In Arizona, an aging data center compounded the challenges of maintaining physical hardware. The state government’s last three IT outages resulted not from equipment failure, but from facilities issues, Reed says. Arizona has since allocated funding for a new data center, but the downtime illustrates the potential pitfalls of on-premises hardware.
“Many of our physical servers are aging out,” Simpson says. “We’re not adding value for the citizens of Arizona, or anybody else, in trying to maintain a bunch of hardware.”
Best Practices for a Smooth Cloud Migration
For organizations that historically have resisted cloud migrations, it’s helpful to start with a relatively simple project, such as data backup, Simpson advises.
“That’s a good way to dip your toe in the water, and then you start moving other things,” he says.

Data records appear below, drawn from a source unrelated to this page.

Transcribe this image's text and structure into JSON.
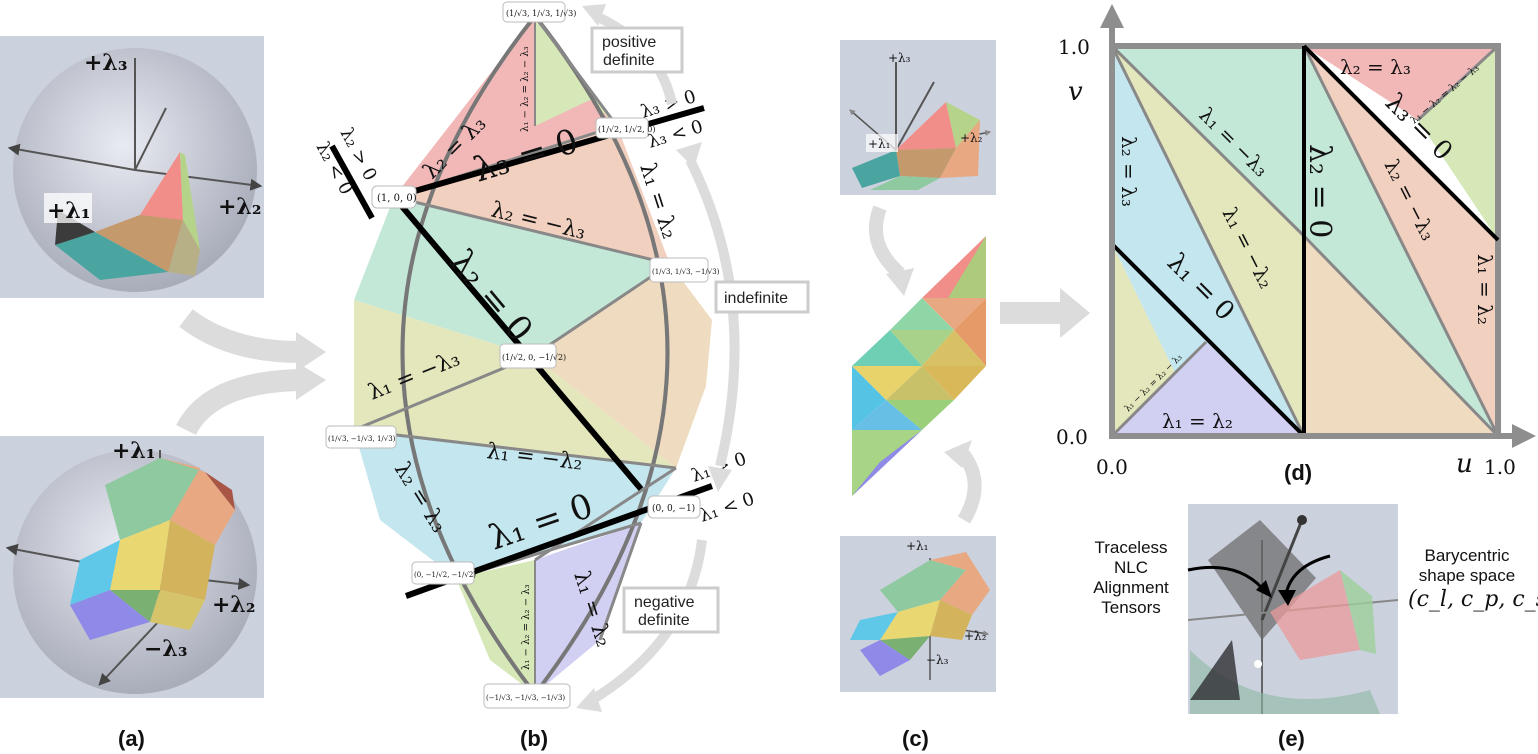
{
  "captions": {
    "a": "(a)",
    "b": "(b)",
    "c": "(c)",
    "d": "(d)",
    "e": "(e)"
  },
  "panel_a": {
    "top": {
      "axis_3": "+λ₃",
      "axis_1": "+λ₁",
      "axis_2": "+λ₂"
    },
    "bottom": {
      "axis_1": "+λ₁",
      "axis_2": "+λ₂",
      "axis_neg3": "−λ₃"
    }
  },
  "panel_b": {
    "arrow_labels": {
      "positive": [
        "positive",
        "definite"
      ],
      "indefinite": "indefinite",
      "negative": [
        "negative",
        "definite"
      ]
    },
    "points": {
      "top": "(1/√3, 1/√3, 1/√3)",
      "upper_right": "(1/√2, 1/√2, 0)",
      "left_node": "(1, 0, 0)",
      "right_mid": "(1/√3, 1/√3, −1/√3)",
      "center": "(1/√2, 0, −1/√2)",
      "left_low": "(1/√3, −1/√3, 1/√3)",
      "right_low": "(0, 0, −1)",
      "bottom_left": "(0, −1/√2, −1/√2)",
      "bottom": "(−1/√3, −1/√3, −1/√3)"
    },
    "region_labels": {
      "l2_eq_l3_top": "λ₂ = λ₃",
      "top_diag": "λ₁ − λ₂ = λ₂ − λ₃",
      "l3_zero": "λ₃ = 0",
      "l2_gt": "λ₂ > 0",
      "l2_lt": "λ₂ < 0",
      "l3_gt": "λ₃ > 0",
      "l3_lt": "λ₃ < 0",
      "l1_eq_l2_right": "λ₁ = λ₂",
      "l2_eq_neg_l3": "λ₂ = −λ₃",
      "l2_zero": "λ₂ = 0",
      "l1_eq_neg_l3": "λ₁ = −λ₃",
      "l1_eq_neg_l2": "λ₁ = −λ₂",
      "l2_eq_l3_left": "λ₂ = λ₃",
      "l1_zero": "λ₁ = 0",
      "l1_gt": "λ₁ > 0",
      "l1_lt": "λ₁ < 0",
      "bottom_diag": "λ₁ − λ₂ = λ₂ − λ₃",
      "l1_eq_l2_bottom": "λ₁ = λ₂"
    }
  },
  "panel_c": {
    "top": {
      "axis_3": "+λ₃",
      "axis_1": "+λ₁",
      "axis_2": "+λ₂"
    },
    "bottom": {
      "axis_1": "+λ₁",
      "axis_2": "+λ₂",
      "axis_neg3": "−λ₃"
    }
  },
  "panel_d": {
    "y_axis_label": "v",
    "x_axis_label": "u",
    "y_ticks": [
      "1.0",
      "0.0"
    ],
    "x_ticks": [
      "0.0",
      "1.0"
    ],
    "labels": {
      "l2_eq_l3_tr": "λ₂ = λ₃",
      "tr_diag": "λ₁ − λ₂ = λ₂ − λ₃",
      "l3_zero": "λ₃ = 0",
      "l2_eq_l3_left": "λ₂ = λ₃",
      "l1_eq_neg_l3": "λ₁ = −λ₃",
      "l2_zero": "λ₂ = 0",
      "l2_eq_neg_l3": "λ₂ = −λ₃",
      "l1_eq_neg_l2": "λ₁ = −λ₂",
      "l1_zero": "λ₁ = 0",
      "l1_eq_l2_right": "λ₁ = λ₂",
      "bl_diag": "λ₁ − λ₂ = λ₂ − λ₃",
      "l1_eq_l2_bottom": "λ₁ = λ₂"
    }
  },
  "panel_e": {
    "left_label": [
      "Traceless",
      "NLC",
      "Alignment",
      "Tensors"
    ],
    "right_label": [
      "Barycentric",
      "shape space"
    ],
    "right_formula": "(c_l, c_p, c_s)"
  },
  "colors": {
    "red": "#f2b8b8",
    "green": "#d6e8b8",
    "salmon": "#f2d0c0",
    "teal": "#c4e8d8",
    "tan": "#efdcc0",
    "olive": "#e4e6bc",
    "blue": "#c4e6ee",
    "purple": "#d2d0f2",
    "arrow": "#dcdcdc",
    "panel_bg": "#ccd1de"
  }
}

For Vermont, moving email to the cloud is the low-hanging fruit that will pave the way for more complicated migrations, Combs says. The state rolled out Office 365 for email after extensive pilots, and upgraded its enterprise resource planning system, PeopleSoft, to the final on-premises release in preparation for a future cloud-based system.
Organizations should evaluate resources on a case-by-case basis, rather than migrating them to the cloud by default, Combs says: “I can’t imagine anybody going to 100 percent commercial cloud. It’s going to be a hybrid.” Migrating resources may require IT staff to rearchitect systems to optimize them for the cloud, Hopkins says: “I think the biggest roadblock is understanding that it’s not just a lift and shift.”
Ultimately, good communication drives successful migration, says Michael Mattmiller, CTO for the city of Seattle, which uses Microsoft Dynamics 365 for correspondence management, among other cloud tools. Specific departments or agencies may have data security concerns, and it’s important to educate these users about the security features of the new deployment, Mattmiller says.
“Naturally, when you have a new type of functionality, it raises questions,” he says. “We spent a good amount of time educating users about how we were protecting their data."
Fortunately, users often find the functionalities enabled by the cloud appealing, Mattmiller says. For example, when Seattle had on-premises email, users needed a separate archiving system to search for emails older than 90 days. The move to the cloud eliminated that step.
Managers should also explain to IT workers how they’ll fit into the new model, Reed says.
“We’ve moved 400 servers to the cloud in the past six months. It’s definitely a journey. Our IT workers are learning on that journey as well. We’re not getting rid of them. They’re learning new skills, and they’re applying that knowledge up the stack a little bit,” he says. “We want folks to grow along with us on that journey.”